Three times I have taken in friends and family in need who were ‘desperate’ because it felt like the right thing to do.
Every single time they have taken root and ended up needing almost pushing out of the door. They quickly stopped looking for other accommodation, made me feel like I’m interloper in my home, made me feel like a CF if I asked them to do/not to do something around the house. One ended up here for over a year and the final straw was the bailiffs turning up about their unpaid fines threatening to take my car and other items to the value of the debt whilst I was out and my then 18 year old daughter was home and the rooted resident ‘guest’ hid in her room.
One of these people had two kids and was also going to though a messy separation and her ranting, raging and crying interspersed with bursts of manic energy and chaotic vibe exhausted me mentally.

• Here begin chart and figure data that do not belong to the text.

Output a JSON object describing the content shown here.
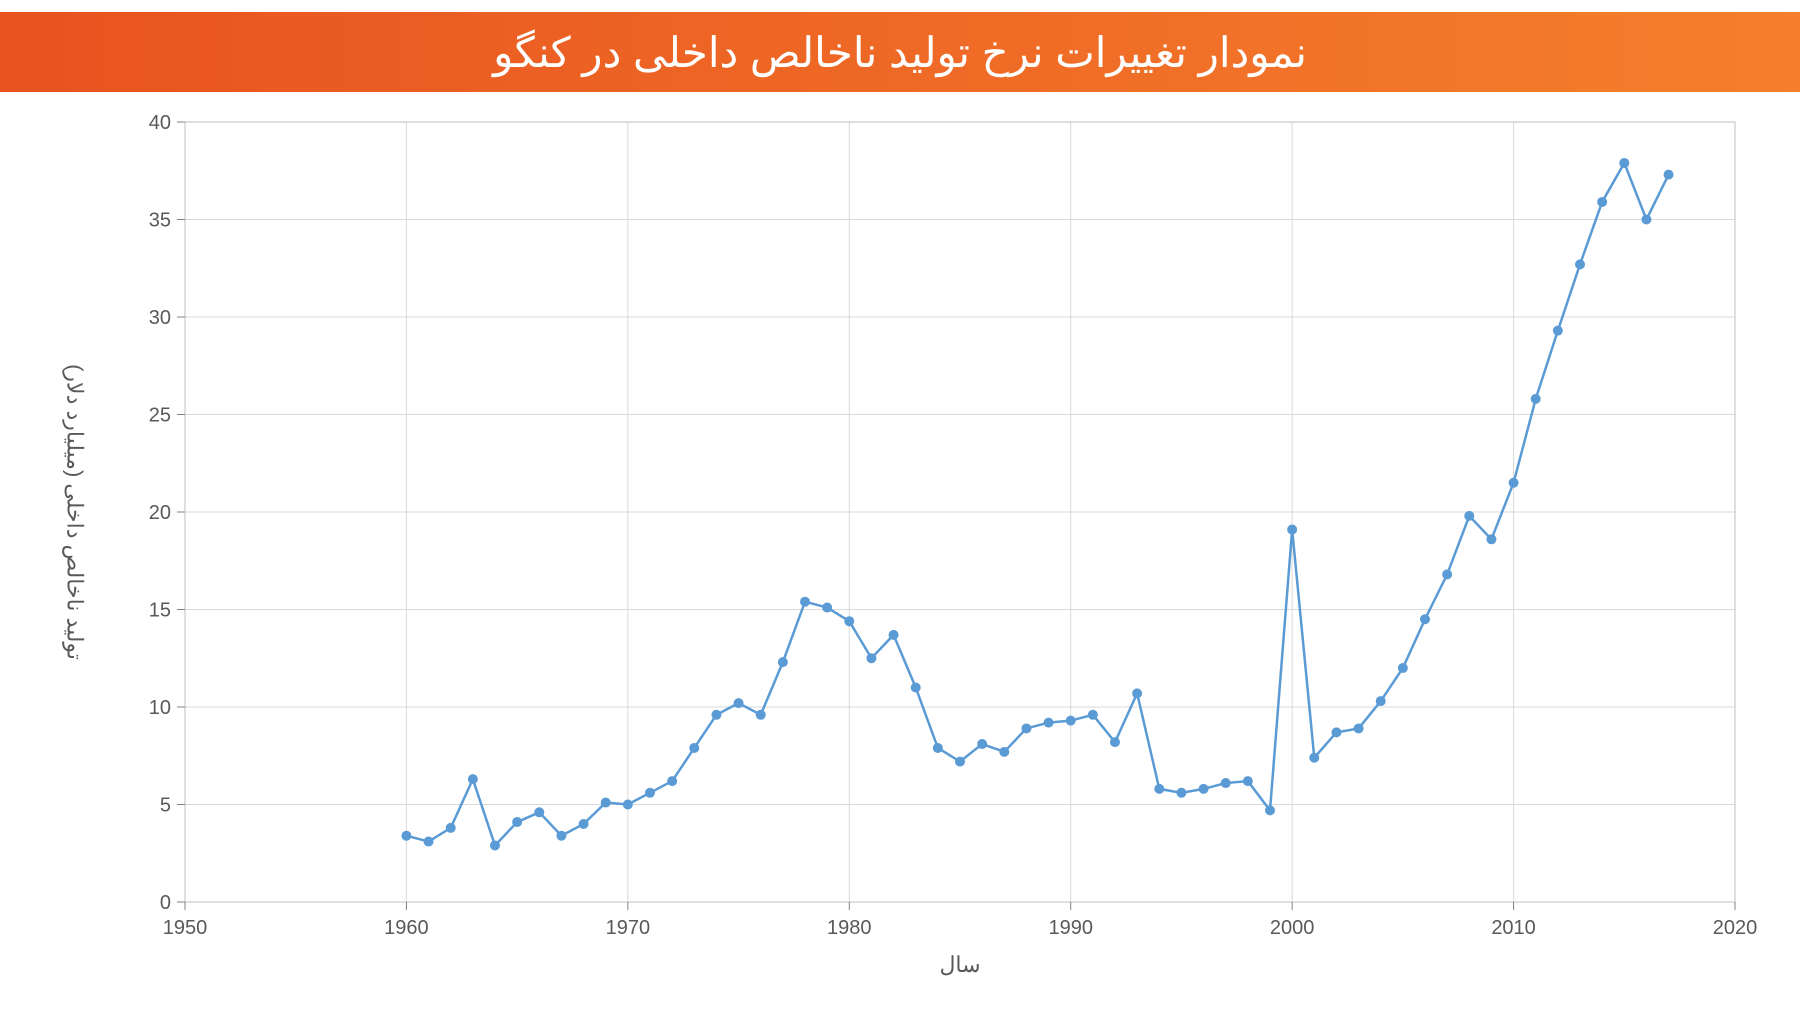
{
  "banner": {
    "title": "نمودار تغییرات نرخ تولید ناخالص داخلی در کنگو",
    "gradient_from": "#e8531f",
    "gradient_to": "#f57f2c",
    "text_color": "#ffffff",
    "title_fontsize": 42
  },
  "chart": {
    "type": "line",
    "background_color": "#ffffff",
    "plot_border_color": "#bfbfbf",
    "grid_color": "#d9d9d9",
    "tick_color": "#808080",
    "line_color": "#5b9bd5",
    "marker_color": "#5b9bd5",
    "line_width": 2.5,
    "marker_radius": 5,
    "xlabel": "سال",
    "ylabel": "تولید ناخالص داخلی (میلیارد دلار)",
    "label_fontsize": 22,
    "tick_fontsize": 20,
    "tick_label_color": "#595959",
    "xlim": [
      1950,
      2020
    ],
    "xtick_step": 10,
    "xticks": [
      1950,
      1960,
      1970,
      1980,
      1990,
      2000,
      2010,
      2020
    ],
    "ylim": [
      0,
      40
    ],
    "ytick_step": 5,
    "yticks": [
      0,
      5,
      10,
      15,
      20,
      25,
      30,
      35,
      40
    ],
    "points": [
      {
        "x": 1960,
        "y": 3.4
      },
      {
        "x": 1961,
        "y": 3.1
      },
      {
        "x": 1962,
        "y": 3.8
      },
      {
        "x": 1963,
        "y": 6.3
      },
      {
        "x": 1964,
        "y": 2.9
      },
      {
        "x": 1965,
        "y": 4.1
      },
      {
        "x": 1966,
        "y": 4.6
      },
      {
        "x": 1967,
        "y": 3.4
      },
      {
        "x": 1968,
        "y": 4.0
      },
      {
        "x": 1969,
        "y": 5.1
      },
      {
        "x": 1970,
        "y": 5.0
      },
      {
        "x": 1971,
        "y": 5.6
      },
      {
        "x": 1972,
        "y": 6.2
      },
      {
        "x": 1973,
        "y": 7.9
      },
      {
        "x": 1974,
        "y": 9.6
      },
      {
        "x": 1975,
        "y": 10.2
      },
      {
        "x": 1976,
        "y": 9.6
      },
      {
        "x": 1977,
        "y": 12.3
      },
      {
        "x": 1978,
        "y": 15.4
      },
      {
        "x": 1979,
        "y": 15.1
      },
      {
        "x": 1980,
        "y": 14.4
      },
      {
        "x": 1981,
        "y": 12.5
      },
      {
        "x": 1982,
        "y": 13.7
      },
      {
        "x": 1983,
        "y": 11.0
      },
      {
        "x": 1984,
        "y": 7.9
      },
      {
        "x": 1985,
        "y": 7.2
      },
      {
        "x": 1986,
        "y": 8.1
      },
      {
        "x": 1987,
        "y": 7.7
      },
      {
        "x": 1988,
        "y": 8.9
      },
      {
        "x": 1989,
        "y": 9.2
      },
      {
        "x": 1990,
        "y": 9.3
      },
      {
        "x": 1991,
        "y": 9.6
      },
      {
        "x": 1992,
        "y": 8.2
      },
      {
        "x": 1993,
        "y": 10.7
      },
      {
        "x": 1994,
        "y": 5.8
      },
      {
        "x": 1995,
        "y": 5.6
      },
      {
        "x": 1996,
        "y": 5.8
      },
      {
        "x": 1997,
        "y": 6.1
      },
      {
        "x": 1998,
        "y": 6.2
      },
      {
        "x": 1999,
        "y": 4.7
      },
      {
        "x": 2000,
        "y": 19.1
      },
      {
        "x": 2001,
        "y": 7.4
      },
      {
        "x": 2002,
        "y": 8.7
      },
      {
        "x": 2003,
        "y": 8.9
      },
      {
        "x": 2004,
        "y": 10.3
      },
      {
        "x": 2005,
        "y": 12.0
      },
      {
        "x": 2006,
        "y": 14.5
      },
      {
        "x": 2007,
        "y": 16.8
      },
      {
        "x": 2008,
        "y": 19.8
      },
      {
        "x": 2009,
        "y": 18.6
      },
      {
        "x": 2010,
        "y": 21.5
      },
      {
        "x": 2011,
        "y": 25.8
      },
      {
        "x": 2012,
        "y": 29.3
      },
      {
        "x": 2013,
        "y": 32.7
      },
      {
        "x": 2014,
        "y": 35.9
      },
      {
        "x": 2015,
        "y": 37.9
      },
      {
        "x": 2016,
        "y": 35.0
      },
      {
        "x": 2017,
        "y": 37.3
      }
    ]
  }
}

One couple had a VERY big dog that acted like it owned the house and bit me when I got home one day and they had gone out.

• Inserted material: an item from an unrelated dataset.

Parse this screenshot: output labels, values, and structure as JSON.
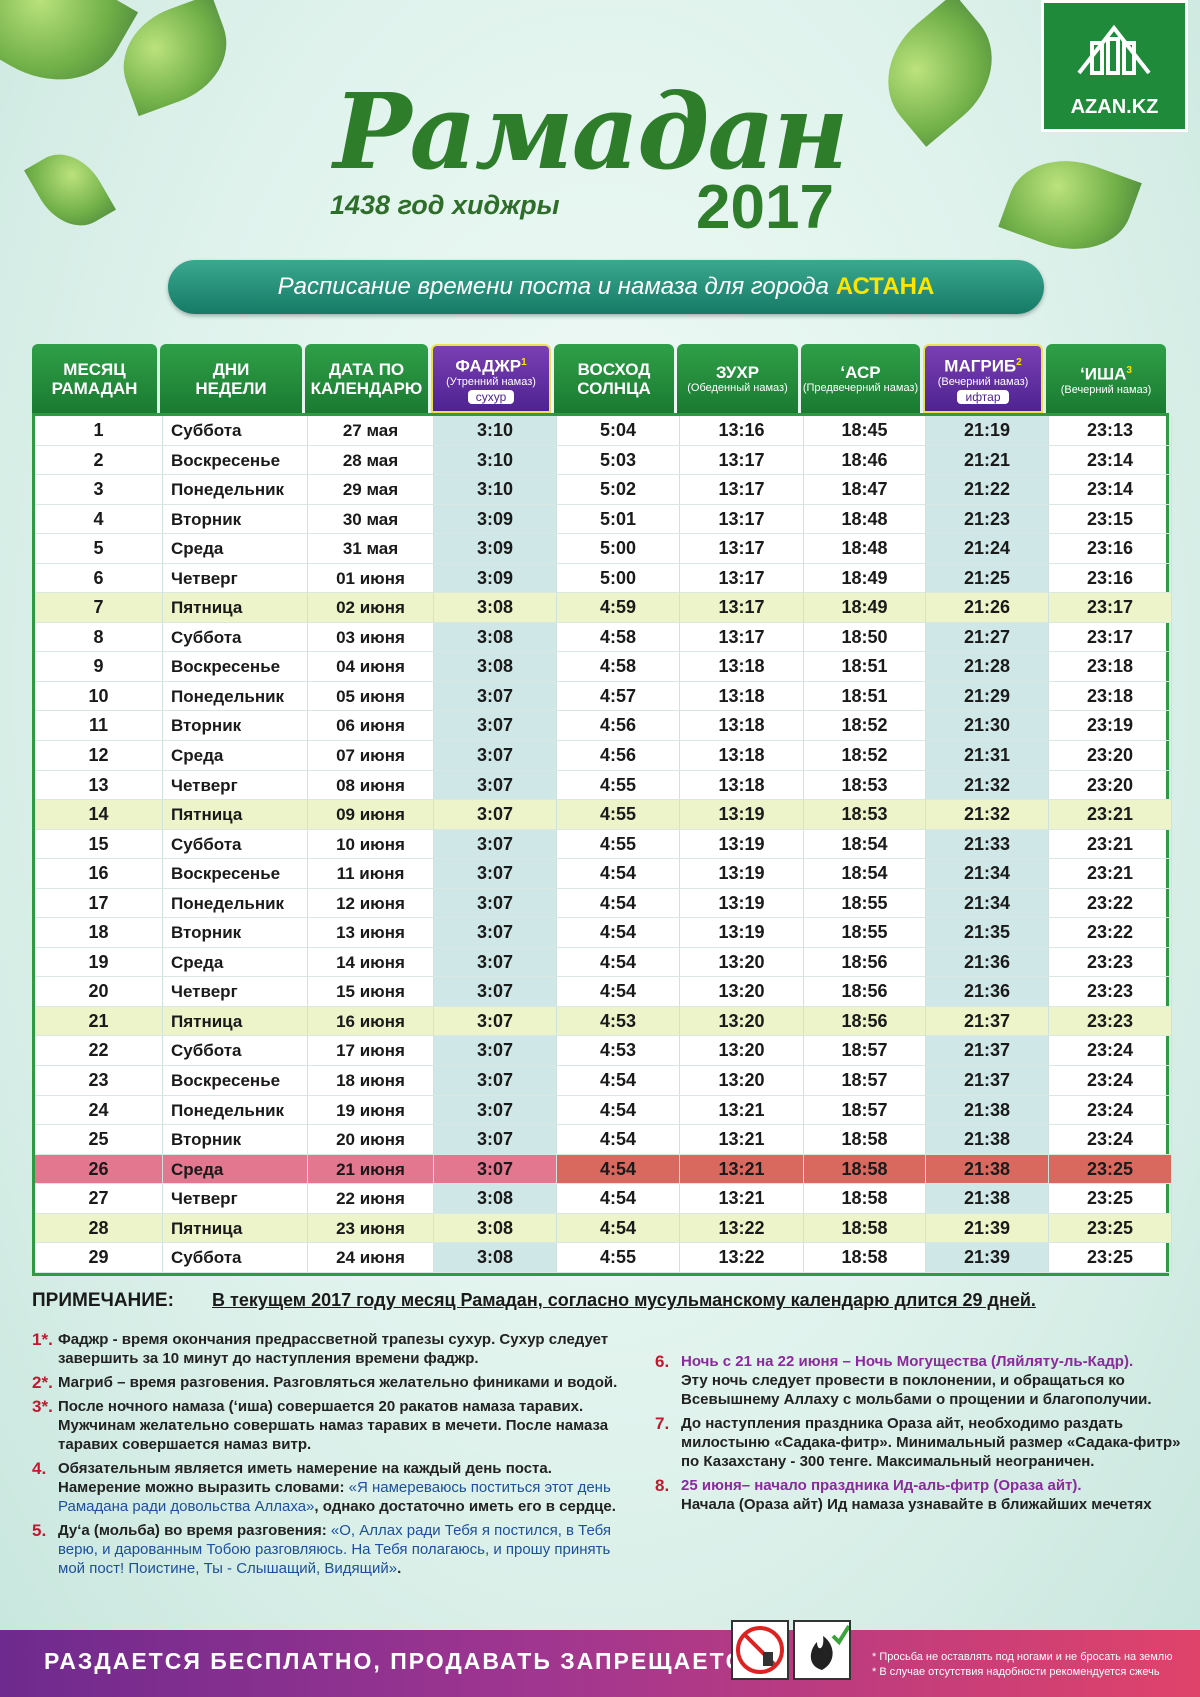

The one that brought the bailiff and a heap of drama to my door drove me very close to a nervous breakdown. I’d end up dropping my youngest child to school then staying out all day till pick up. It was making my kids unhappy and unsettled too.

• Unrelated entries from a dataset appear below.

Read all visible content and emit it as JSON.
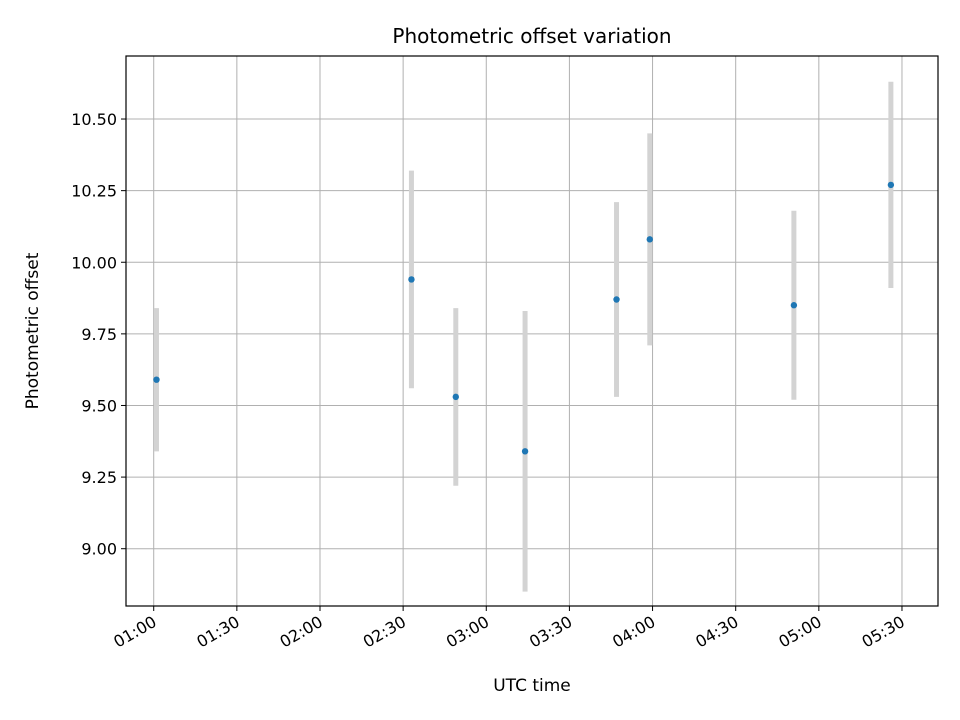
{
  "chart_data": {
    "type": "scatter",
    "title": "Photometric offset variation",
    "xlabel": "UTC time",
    "ylabel": "Photometric offset",
    "x_unit": "time of day (HH:MM, UTC)",
    "xlim": [
      "00:50",
      "05:43"
    ],
    "ylim": [
      8.8,
      10.72
    ],
    "xticks": [
      "01:00",
      "01:30",
      "02:00",
      "02:30",
      "03:00",
      "03:30",
      "04:00",
      "04:30",
      "05:00",
      "05:30"
    ],
    "yticks": [
      9.0,
      9.25,
      9.5,
      9.75,
      10.0,
      10.25,
      10.5
    ],
    "ytick_labels": [
      "9.00",
      "9.25",
      "9.50",
      "9.75",
      "10.00",
      "10.25",
      "10.50"
    ],
    "grid": true,
    "legend": "none",
    "series": [
      {
        "marker": "point",
        "color": "#1f77b4",
        "errorbar_color": "#d3d3d3",
        "points": [
          {
            "x": "01:01",
            "y": 9.59,
            "yerr": 0.25
          },
          {
            "x": "02:33",
            "y": 9.94,
            "yerr": 0.38
          },
          {
            "x": "02:49",
            "y": 9.53,
            "yerr": 0.31
          },
          {
            "x": "03:14",
            "y": 9.34,
            "yerr": 0.49
          },
          {
            "x": "03:47",
            "y": 9.87,
            "yerr": 0.34
          },
          {
            "x": "03:59",
            "y": 10.08,
            "yerr": 0.37
          },
          {
            "x": "04:51",
            "y": 9.85,
            "yerr": 0.33
          },
          {
            "x": "05:26",
            "y": 10.27,
            "yerr": 0.36
          }
        ]
      }
    ]
  }
}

It’s all well feeling you must be kind, you must make room for those in need ‘because you have the space’ but it’s the mental space these people take that’s the hardest. And people are often oblivious as to how entitled they have become once they consider your home their home and have made themselves part of the furniture.
And yes showing your ‘the dumps’ she can afford on her budget sounds highly manipulative, I’ve had this tactic used on me, they had it so comfy here they were unwilling to ‘downgrade’ to a small studio flat despite me showing them lots that were available.
It’s really hard to say no, but you should, staying for three days tells you this person doesn’t understand what’s reasonable or what boundaries are. It will likely get worse.